In: Die Bettlerschale. Gedichte. Salzburg 1956.

 

 

Dort zündelt ein Stern im Gestein
und der Schnittlauch im Garten riecht wild,
diese Nacht da führt etwas im Schild –
man sollte jetzt mondsüchtig sein.

 

Die Tulpen gehn wächsern in sich,
nur eine bleibt außen und rot,
im Kleeanger dengelt der Tod
die Sense für sich und für mich.

 

Am End geht der Tod doch vorbei?
Ich habe neuen Quecken verknüpft,
mein Atem ist listig und schlüpft
in den Schnittlauch und fühlt sich dort frei.

 

Vielleicht ist die Nacht gar nicht so?
Ich weiß noch den Namen des Herren
und ertrage die Herzstiche gern,
auch macht mich der Mondaufgang froh.

In: Die Bettlerschale. Gedichte. Salzburg 1956.

 

 

 

O SPINDEL im Monde, lasse dir Zeit!
Zähl die Kleeblätter ab am Wetterkreuzhügel,
setz die Wut-Rosen ein, die der Truthahn verschreit,
und wenn du dich drehen mußt, dann dreh einen Zügel
für den Wildeselwind aus Südosten.
Geh ins Dorf jetzt den Birnenmost kosten!
Der ist heuer so stark wie ein türkischer Wein,
betrinke dich Spindel – nur laß mich allein
das Garn für mein Sterbehemd spinnen.
Du drehst viel zu locker, du haspelst zu schnell
und oft mußt du mitten im Hundegebell
das Knüpfwerk von vorne beginnen.
Ich aber habe die Knoten so satt!
Mein Tod soll so glatt wie ein Wegerichblatt
und weich wie ein Katzenschwanz werden.
Mein Flachsacker blüht noch auf Erden!
Der geht dich nichts an und du findest ihn nie,
du besoffene Spindel! – ich steh bis zum Knie
im gebrechelten Elend vom vorigen Jahr
und mein Herz könnt dich lehren, – wie Erzengelhaar
so glatt und so stark wird sein Faden.
Nein, Mondrad, du kannst mir nicht schaden,
selbst wenn du noch runder den Dorfrand verläßt
und alles verdrehst hinterm Apfelgeäst.

In: Spindel im Mond.
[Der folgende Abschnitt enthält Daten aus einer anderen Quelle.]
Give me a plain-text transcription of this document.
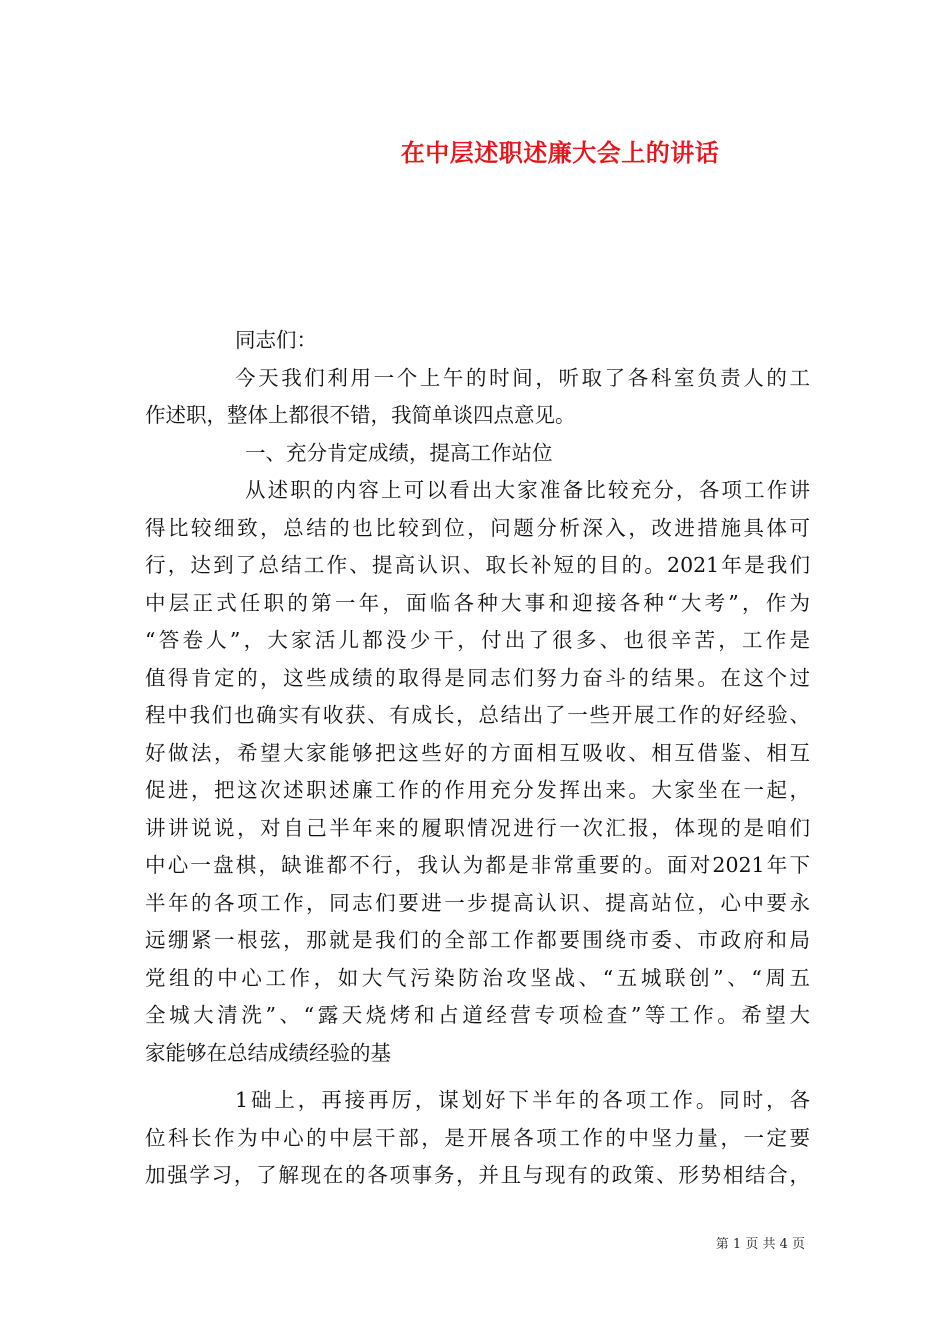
在中层述职述廉大会上的讲话
同志们：
今天我们利用一个上午的时间，听取了各科室负责人的工
作述职，整体上都很不错，我简单谈四点意见。
一、充分肯定成绩，提高工作站位
从述职的内容上可以看出大家准备比较充分，各项工作讲
得比较细致，总结的也比较到位，问题分析深入，改进措施具体可
行，达到了总结工作、提高认识、取长补短的目的。2021年是我们
中层正式任职的第一年，面临各种大事和迎接各种“大考”，作为
“答卷人”，大家活儿都没少干，付出了很多、也很辛苦，工作是
值得肯定的，这些成绩的取得是同志们努力奋斗的结果。在这个过
程中我们也确实有收获、有成长，总结出了一些开展工作的好经验、
好做法，希望大家能够把这些好的方面相互吸收、相互借鉴、相互
促进，把这次述职述廉工作的作用充分发挥出来。大家坐在一起，
讲讲说说，对自己半年来的履职情况进行一次汇报，体现的是咱们
中心一盘棋，缺谁都不行，我认为都是非常重要的。面对2021年下
半年的各项工作，同志们要进一步提高认识、提高站位，心中要永
远绷紧一根弦，那就是我们的全部工作都要围绕市委、市政府和局
党组的中心工作，如大气污染防治攻坚战、“五城联创”、“周五
全城大清洗”、“露天烧烤和占道经营专项检查”等工作。希望大
家能够在总结成绩经验的基
1础上，再接再厉，谋划好下半年的各项工作。同时，各
位科长作为中心的中层干部，是开展各项工作的中坚力量，一定要
加强学习，了解现在的各项事务，并且与现有的政策、形势相结合，
第 1 页 共 4 页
Gedichte. Salzburg 1959.

 

 

 

Verschriener Tod, für mich bist du so schön!
Schon morgens denk ich dich als Hütte aus,
in die ich einziehn werde schon am Abend,
und daß ein Stern darüber scheinen wird.
Nicht einmal vor dem Umzug hab ich Angst!
Man wird zwar viel vorher verbrennen müssen,
den Leib gewiß mit allen seinen Süchten
und von der Seele das, was sie sich hier
zusammentrug an Mut und Freudigkeit.
Nur meine Liebe, Tod, die bring ich mit!
Für die mußt du, wenn du mein Obdach bist,
den besten Winkel meiner Hütte richten
und, wenn es sein kann, baue auch ein Fenster,
damit der Stern, der gute, den ich meine,
ihr dort zu Diensten geht mit allem Trost,
den ich ihr hier niemals hab‘ geben können.

In: Gedichte. Hrsg. von Thomas Bernhard. Frankfurt 1987.